Третий звонок поступил на телефон дежурной службы «ноль-два» в 11.58, и информация по нему была тотчас перенаправлена на служебный телефон следователя Генпрокуратуры Кряжина по его недавнему запросу. Старушка, имея карликового пуделя и выгуливая оного, обнаружила в парке за Цветочным бульваром труп молодой девушки.
– Таким образом, Иван Дмитриевич, – закончил доклад о принятых сообщениях Сидельников, – бродяги всей Москвы как один встали на защиту Разбоева, изо всех сил создавая ему алиби.
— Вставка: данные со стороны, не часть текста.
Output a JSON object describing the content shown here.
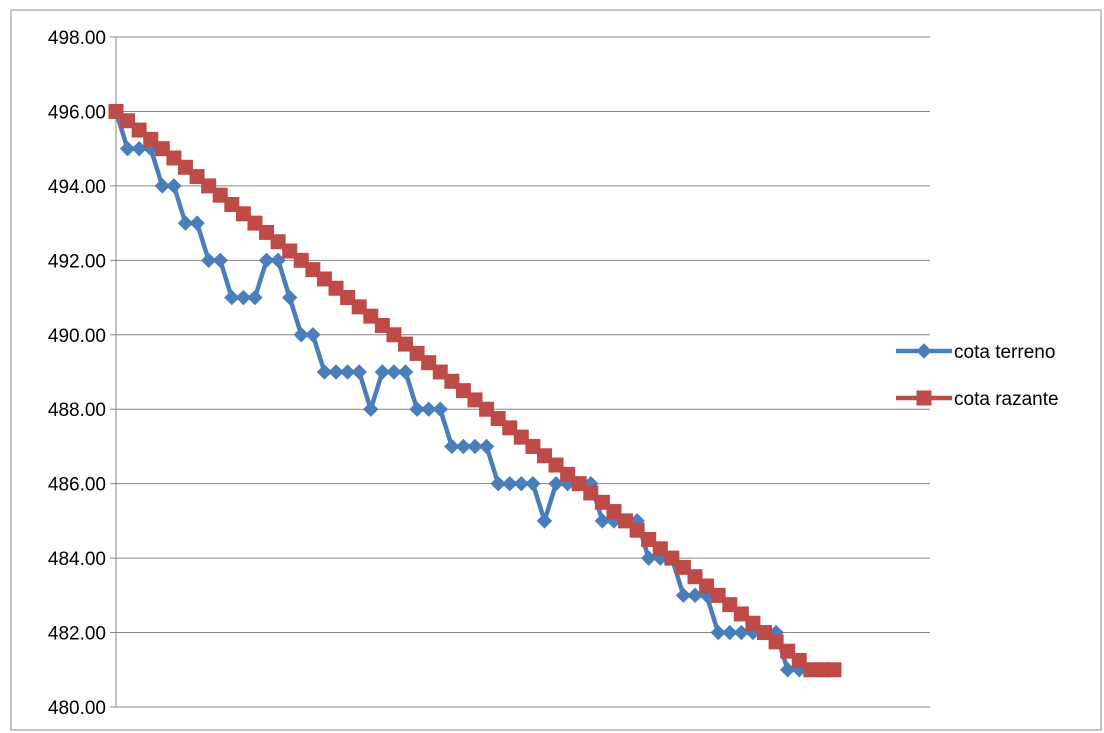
{
  "chart_data": {
    "type": "line",
    "title": "",
    "xlabel": "",
    "ylabel": "",
    "ylim": [
      480,
      498
    ],
    "yticks": [
      "480.00",
      "482.00",
      "484.00",
      "486.00",
      "488.00",
      "490.00",
      "492.00",
      "494.00",
      "496.00",
      "498.00"
    ],
    "grid": {
      "horizontal": true,
      "vertical": false
    },
    "legend_position": "right",
    "x": [
      1,
      2,
      3,
      4,
      5,
      6,
      7,
      8,
      9,
      10,
      11,
      12,
      13,
      14,
      15,
      16,
      17,
      18,
      19,
      20,
      21,
      22,
      23,
      24,
      25,
      26,
      27,
      28,
      29,
      30,
      31,
      32,
      33,
      34,
      35,
      36,
      37,
      38,
      39,
      40,
      41,
      42,
      43,
      44,
      45,
      46,
      47,
      48,
      49,
      50,
      51,
      52,
      53,
      54,
      55,
      56,
      57,
      58,
      59,
      60,
      61,
      62,
      63
    ],
    "series": [
      {
        "name": "cota terreno",
        "color": "#4a7ebb",
        "marker": "diamond",
        "values": [
          496,
          495,
          495,
          495,
          494,
          494,
          493,
          493,
          492,
          492,
          491,
          491,
          491,
          492,
          492,
          491,
          490,
          490,
          489,
          489,
          489,
          489,
          488,
          489,
          489,
          489,
          488,
          488,
          488,
          487,
          487,
          487,
          487,
          486,
          486,
          486,
          486,
          485,
          486,
          486,
          486,
          486,
          485,
          485,
          485,
          485,
          484,
          484,
          484,
          483,
          483,
          483,
          482,
          482,
          482,
          482,
          482,
          482,
          481,
          481,
          481,
          481,
          481
        ]
      },
      {
        "name": "cota razante",
        "color": "#be4b48",
        "marker": "square",
        "values": [
          496,
          495.75,
          495.5,
          495.25,
          495,
          494.75,
          494.5,
          494.25,
          494,
          493.75,
          493.5,
          493.25,
          493,
          492.75,
          492.5,
          492.25,
          492,
          491.75,
          491.5,
          491.25,
          491,
          490.75,
          490.5,
          490.25,
          490,
          489.75,
          489.5,
          489.25,
          489,
          488.75,
          488.5,
          488.25,
          488,
          487.75,
          487.5,
          487.25,
          487,
          486.75,
          486.5,
          486.25,
          486,
          485.75,
          485.5,
          485.25,
          485,
          484.75,
          484.5,
          484.25,
          484,
          483.75,
          483.5,
          483.25,
          483,
          482.75,
          482.5,
          482.25,
          482,
          481.75,
          481.5,
          481.25,
          481,
          481,
          481
        ]
      }
    ]
  }
}
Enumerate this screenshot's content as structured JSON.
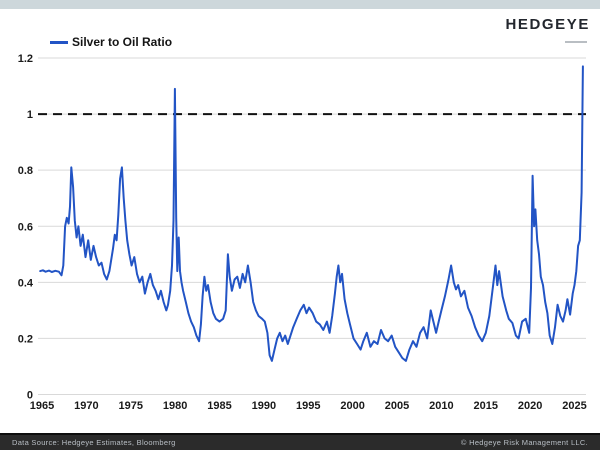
{
  "header": {
    "logo_text": "HEDGEYE"
  },
  "legend": {
    "label": "Silver to Oil Ratio"
  },
  "footer": {
    "left": "Data Source: Hedgeye Estimates, Bloomberg",
    "right": "© Hedgeye Risk Management LLC."
  },
  "colors": {
    "line": "#2254c5",
    "grid": "#d9d9d9",
    "reference_line": "#111111",
    "topbar_bg": "#cdd7db",
    "footer_bg": "#2b2b2b",
    "footer_text": "#b9bfc6",
    "axis_text": "#1a1a1a"
  },
  "chart_data": {
    "type": "line",
    "title": "Silver to Oil Ratio",
    "xlabel": "",
    "ylabel": "",
    "xlim": [
      1964.6,
      2026.4
    ],
    "ylim": [
      0,
      1.2
    ],
    "grid": true,
    "legend_position": "top-left",
    "reference_line": 1.0,
    "x_tick_labels": [
      "1965",
      "1970",
      "1975",
      "1980",
      "1985",
      "1990",
      "1995",
      "2000",
      "2005",
      "2010",
      "2015",
      "2020",
      "2025"
    ],
    "x_ticks": [
      1965,
      1970,
      1975,
      1980,
      1985,
      1990,
      1995,
      2000,
      2005,
      2010,
      2015,
      2020,
      2025
    ],
    "y_tick_labels": [
      "0",
      "0.2",
      "0.4",
      "0.6",
      "0.8",
      "1",
      "1.2"
    ],
    "y_ticks": [
      0,
      0.2,
      0.4,
      0.6,
      0.8,
      1,
      1.2
    ],
    "series": [
      {
        "name": "Silver to Oil Ratio",
        "color": "#2254c5",
        "points": [
          [
            1964.8,
            0.44
          ],
          [
            1965.1,
            0.443
          ],
          [
            1965.4,
            0.438
          ],
          [
            1965.8,
            0.442
          ],
          [
            1966.1,
            0.437
          ],
          [
            1966.5,
            0.441
          ],
          [
            1966.9,
            0.438
          ],
          [
            1967.2,
            0.425
          ],
          [
            1967.4,
            0.46
          ],
          [
            1967.6,
            0.6
          ],
          [
            1967.8,
            0.63
          ],
          [
            1968.0,
            0.61
          ],
          [
            1968.15,
            0.67
          ],
          [
            1968.3,
            0.81
          ],
          [
            1968.5,
            0.74
          ],
          [
            1968.7,
            0.62
          ],
          [
            1968.9,
            0.56
          ],
          [
            1969.1,
            0.6
          ],
          [
            1969.35,
            0.53
          ],
          [
            1969.6,
            0.57
          ],
          [
            1969.9,
            0.49
          ],
          [
            1970.2,
            0.55
          ],
          [
            1970.5,
            0.48
          ],
          [
            1970.8,
            0.53
          ],
          [
            1971.1,
            0.49
          ],
          [
            1971.4,
            0.46
          ],
          [
            1971.7,
            0.47
          ],
          [
            1972.0,
            0.43
          ],
          [
            1972.3,
            0.41
          ],
          [
            1972.6,
            0.44
          ],
          [
            1973.0,
            0.52
          ],
          [
            1973.2,
            0.57
          ],
          [
            1973.4,
            0.55
          ],
          [
            1973.6,
            0.64
          ],
          [
            1973.8,
            0.77
          ],
          [
            1974.0,
            0.81
          ],
          [
            1974.2,
            0.7
          ],
          [
            1974.4,
            0.62
          ],
          [
            1974.6,
            0.55
          ],
          [
            1974.85,
            0.5
          ],
          [
            1975.1,
            0.46
          ],
          [
            1975.4,
            0.49
          ],
          [
            1975.7,
            0.43
          ],
          [
            1976.0,
            0.4
          ],
          [
            1976.3,
            0.42
          ],
          [
            1976.6,
            0.36
          ],
          [
            1976.9,
            0.4
          ],
          [
            1977.2,
            0.43
          ],
          [
            1977.5,
            0.39
          ],
          [
            1977.8,
            0.37
          ],
          [
            1978.1,
            0.34
          ],
          [
            1978.4,
            0.37
          ],
          [
            1978.7,
            0.33
          ],
          [
            1979.0,
            0.3
          ],
          [
            1979.2,
            0.32
          ],
          [
            1979.45,
            0.37
          ],
          [
            1979.65,
            0.46
          ],
          [
            1979.82,
            0.62
          ],
          [
            1979.98,
            1.09
          ],
          [
            1980.12,
            0.63
          ],
          [
            1980.25,
            0.44
          ],
          [
            1980.4,
            0.56
          ],
          [
            1980.55,
            0.44
          ],
          [
            1980.72,
            0.4
          ],
          [
            1980.9,
            0.37
          ],
          [
            1981.2,
            0.33
          ],
          [
            1981.5,
            0.29
          ],
          [
            1981.8,
            0.26
          ],
          [
            1982.1,
            0.24
          ],
          [
            1982.4,
            0.21
          ],
          [
            1982.7,
            0.19
          ],
          [
            1982.9,
            0.25
          ],
          [
            1983.1,
            0.35
          ],
          [
            1983.3,
            0.42
          ],
          [
            1983.5,
            0.37
          ],
          [
            1983.7,
            0.39
          ],
          [
            1984.0,
            0.33
          ],
          [
            1984.3,
            0.29
          ],
          [
            1984.6,
            0.27
          ],
          [
            1985.0,
            0.26
          ],
          [
            1985.4,
            0.27
          ],
          [
            1985.7,
            0.3
          ],
          [
            1985.95,
            0.5
          ],
          [
            1986.15,
            0.42
          ],
          [
            1986.4,
            0.37
          ],
          [
            1986.7,
            0.41
          ],
          [
            1987.0,
            0.42
          ],
          [
            1987.3,
            0.38
          ],
          [
            1987.6,
            0.43
          ],
          [
            1987.9,
            0.4
          ],
          [
            1988.2,
            0.46
          ],
          [
            1988.5,
            0.4
          ],
          [
            1988.8,
            0.33
          ],
          [
            1989.1,
            0.3
          ],
          [
            1989.4,
            0.28
          ],
          [
            1989.8,
            0.27
          ],
          [
            1990.1,
            0.26
          ],
          [
            1990.4,
            0.22
          ],
          [
            1990.65,
            0.14
          ],
          [
            1990.9,
            0.12
          ],
          [
            1991.2,
            0.16
          ],
          [
            1991.5,
            0.2
          ],
          [
            1991.8,
            0.22
          ],
          [
            1992.1,
            0.19
          ],
          [
            1992.4,
            0.21
          ],
          [
            1992.7,
            0.18
          ],
          [
            1993.0,
            0.21
          ],
          [
            1993.3,
            0.24
          ],
          [
            1993.7,
            0.27
          ],
          [
            1994.1,
            0.3
          ],
          [
            1994.5,
            0.32
          ],
          [
            1994.8,
            0.29
          ],
          [
            1995.1,
            0.31
          ],
          [
            1995.5,
            0.29
          ],
          [
            1995.9,
            0.26
          ],
          [
            1996.3,
            0.25
          ],
          [
            1996.7,
            0.23
          ],
          [
            1997.1,
            0.26
          ],
          [
            1997.4,
            0.22
          ],
          [
            1997.7,
            0.28
          ],
          [
            1998.0,
            0.36
          ],
          [
            1998.2,
            0.42
          ],
          [
            1998.4,
            0.46
          ],
          [
            1998.6,
            0.4
          ],
          [
            1998.8,
            0.43
          ],
          [
            1999.1,
            0.34
          ],
          [
            1999.4,
            0.29
          ],
          [
            1999.7,
            0.25
          ],
          [
            2000.1,
            0.2
          ],
          [
            2000.5,
            0.18
          ],
          [
            2000.9,
            0.16
          ],
          [
            2001.2,
            0.19
          ],
          [
            2001.6,
            0.22
          ],
          [
            2002.0,
            0.17
          ],
          [
            2002.4,
            0.19
          ],
          [
            2002.8,
            0.18
          ],
          [
            2003.2,
            0.23
          ],
          [
            2003.6,
            0.2
          ],
          [
            2004.0,
            0.19
          ],
          [
            2004.4,
            0.21
          ],
          [
            2004.8,
            0.17
          ],
          [
            2005.2,
            0.15
          ],
          [
            2005.6,
            0.13
          ],
          [
            2006.0,
            0.12
          ],
          [
            2006.4,
            0.16
          ],
          [
            2006.8,
            0.19
          ],
          [
            2007.2,
            0.17
          ],
          [
            2007.6,
            0.22
          ],
          [
            2008.0,
            0.24
          ],
          [
            2008.4,
            0.2
          ],
          [
            2008.8,
            0.3
          ],
          [
            2009.1,
            0.26
          ],
          [
            2009.4,
            0.22
          ],
          [
            2009.7,
            0.26
          ],
          [
            2010.0,
            0.3
          ],
          [
            2010.4,
            0.35
          ],
          [
            2010.8,
            0.41
          ],
          [
            2011.1,
            0.46
          ],
          [
            2011.4,
            0.4
          ],
          [
            2011.65,
            0.375
          ],
          [
            2011.9,
            0.39
          ],
          [
            2012.2,
            0.35
          ],
          [
            2012.6,
            0.37
          ],
          [
            2013.0,
            0.31
          ],
          [
            2013.4,
            0.28
          ],
          [
            2013.8,
            0.24
          ],
          [
            2014.2,
            0.21
          ],
          [
            2014.6,
            0.19
          ],
          [
            2015.0,
            0.22
          ],
          [
            2015.4,
            0.28
          ],
          [
            2015.8,
            0.38
          ],
          [
            2016.1,
            0.46
          ],
          [
            2016.3,
            0.39
          ],
          [
            2016.5,
            0.44
          ],
          [
            2016.9,
            0.35
          ],
          [
            2017.3,
            0.3
          ],
          [
            2017.6,
            0.27
          ],
          [
            2018.0,
            0.255
          ],
          [
            2018.4,
            0.21
          ],
          [
            2018.7,
            0.2
          ],
          [
            2019.1,
            0.26
          ],
          [
            2019.5,
            0.27
          ],
          [
            2019.9,
            0.22
          ],
          [
            2020.1,
            0.38
          ],
          [
            2020.28,
            0.78
          ],
          [
            2020.45,
            0.6
          ],
          [
            2020.6,
            0.66
          ],
          [
            2020.8,
            0.55
          ],
          [
            2021.0,
            0.5
          ],
          [
            2021.2,
            0.42
          ],
          [
            2021.45,
            0.39
          ],
          [
            2021.7,
            0.33
          ],
          [
            2021.95,
            0.29
          ],
          [
            2022.2,
            0.21
          ],
          [
            2022.5,
            0.18
          ],
          [
            2022.8,
            0.24
          ],
          [
            2023.1,
            0.32
          ],
          [
            2023.4,
            0.28
          ],
          [
            2023.7,
            0.26
          ],
          [
            2024.0,
            0.3
          ],
          [
            2024.2,
            0.34
          ],
          [
            2024.5,
            0.285
          ],
          [
            2024.8,
            0.36
          ],
          [
            2025.0,
            0.39
          ],
          [
            2025.2,
            0.44
          ],
          [
            2025.4,
            0.53
          ],
          [
            2025.6,
            0.55
          ],
          [
            2025.8,
            0.72
          ],
          [
            2025.95,
            1.17
          ]
        ]
      }
    ]
  }
}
Мол, человека уже год взаперти держите, а в это время во всех уголках столицы продолжается то, за что вы, собственно, Разбоева и посадили. Я шучу, конечно, – саркастически ухмыльнулся капитан, – но складывается впечатление, что бомжи всея Москвы к Новому году решили подзаработать разбоями.
– Просто совпадение, – пробормотал Шустин. – Хотя, будь я на свободе («свобода» он выделил голосом), я воспользовался бы вашей мыслью для ориентации общественности.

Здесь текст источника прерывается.